Truffé d’images filant la métaphore aqueuse et interrogeant les achoppements de la filiation, le roman pose en creux l’homophonie entre « mère » et « mer » comme le principe moteur de sa poésie. Terrifiante, silencieuse, peuplée d’ombres qui agitent la surface de l’eau, Simone semble « marcher de l’autre côté de la rive », « flotter au-dessus de la vie – ou en dessous ». Dorion ne fait l’économie d’aucune des virtualités poétiques de l’eau et des différents affluents sous lesquels on la décline. Aux premières lignes de l’œuvre, l’intertexte dantesque nous rappelle que l’Enfer – comme l’Énéide dont il s’inspire – est une épopée de navigation.

Ici, pas de Styx et guère plus de Léthé cependant, puisqu’il ne s’agit ni d’oubli ni de détestation, mais plutôt d’un devoir d’anamnèse et d’une invite à la compassion. La mémoire y est présentée comme un lac immobile et un flux indomptable. L’imaginaire fluvial devient particulièrement intéressant lorsqu’il incarne le principe paradoxal du souvenir qui s’échappe et réactive la polysémie du mot « fuite » : à la fois dérobade de la mère et de son image, la fuite est aussi écoulement, débordement – de l’affect, du langage.

Suis-je une lectrice malhonnête?

En parcourant rapidement l’accueil critique dont le roman a fait l’objet, on apprend qu’il est « empreint de poésie, de miracles et de mystères » (La Presse), mâtiné de « fulgurance et [de] prouesses narratives » (Elle Québec), « porté par une écriture fabuleuse » (Radio-Canada). Acclamée unanimement, la plus récente parution de la poète fait enfler les espoirs de ceux et celles – je suis du nombre – qui attendaient impatiemment sa sortie. Les coupures de journaux, les photographies sépia, les écrits diaristiques retrouvés au fond des archives personnelles, le motif de la femme aux velléités créatives étouffée sous la contrainte domestique sont autant d’éléments qui auraient a priori fait de moi une défenseure idéale de l’œuvre.

Mais sa mécanique bien huilée correspond à nos attentes de manière si adéquate qu’on en ressort avec l’impression qu’une rencontre n’a pas eu lieu ; que, comme le laisse clairement sous-entendre le titre d’un roman du même acabit d’Anne-Marie Garat, Nous nous connaissons déjà (Actes Sud, 2003). Étrangement, la suite récente de ce livre (La nuit atlantique, Actes Sud, 2020) produit, comme Pas même le bruit d’un fleuve, l’effet similaire d’une familiarité qu’on aurait souhaitée retrouvailles. Est-ce parce que les « femmes qui fuient », pour reprendre le titre de l’œuvre d’Anaïs Barbeau-Lavalette, abondent dans le marché du livre actuel ? L’argument semble fallacieux : on ne s’est toujours pas lassés, après plus de deux siècles, des heurs et malheurs de l’homme blanc.

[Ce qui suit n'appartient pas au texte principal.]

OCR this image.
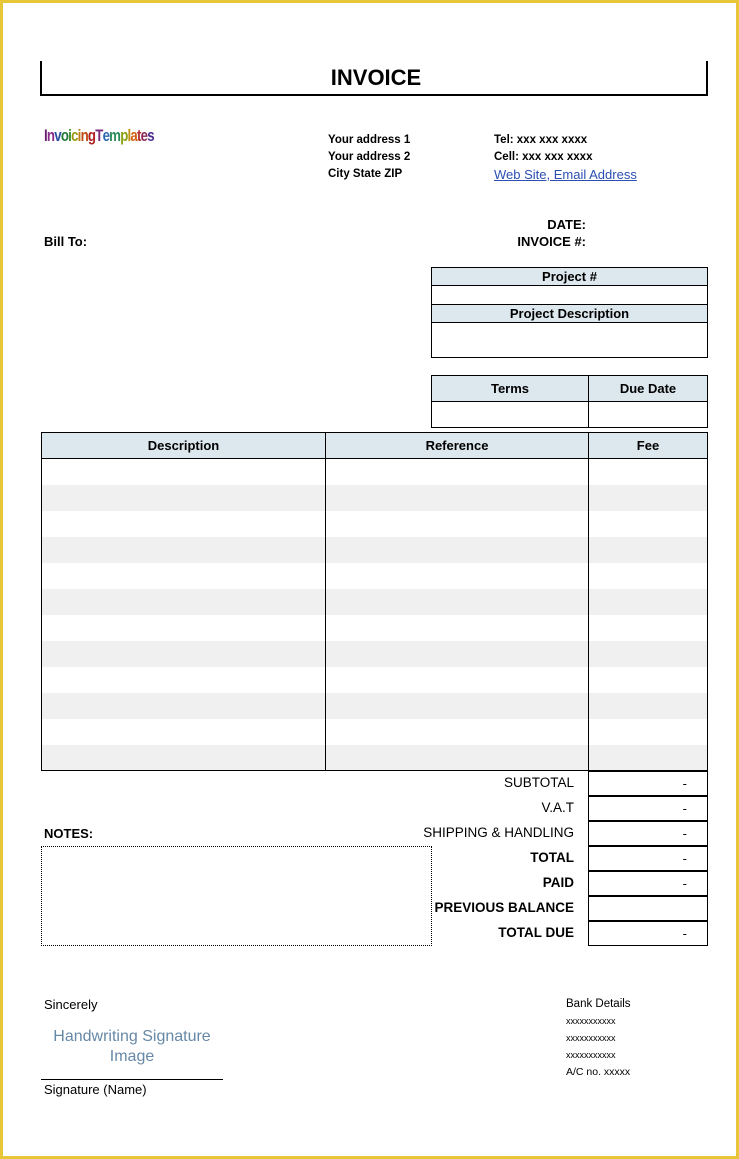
INVOICE
InvoicingTemplates	Your address 1
Your address 2
City State ZIP
Tel: xxx xxx xxxx
Cell: xxx xxx xxxx
Web Site, Email Address
Bill To:
DATE:
INVOICE #:
Project #

Project Description

Terms	Due Date

Description	Reference	Fee

SUBTOTAL	-
V.A.T	-
SHIPPING & HANDLING	-
TOTAL	-
PAID	-
PREVIOUS BALANCE
TOTAL DUE	-
NOTES:
Sincerely
Handwriting Signature
Image
Signature (Name)
Bank Details
xxxxxxxxxxx
xxxxxxxxxxx
xxxxxxxxxxx
A/C no. xxxxx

Peut-être qu’à la manière de Simone, qui n’arrive pas à occulter le souvenir du premier amant et à assumer son rôle maternel, le roman de Dorion est victime des espoirs trop élevés qu’il suscite : on a envie de l’aimer de toutes ses forces, et pourtant, le deuil de ses possibles impose à la joie de se dissoudre dans le contour de son propre fantôme. Pas même le bruit d’un fleuve me laisse pantoise face à mon désinvestissement et me force au moins à me questionner sur mes horizons d’attente. Somme toute, il est paradoxalement et tristement mis à mort par sa capacité à générer le fantasme de sa lecture à venir.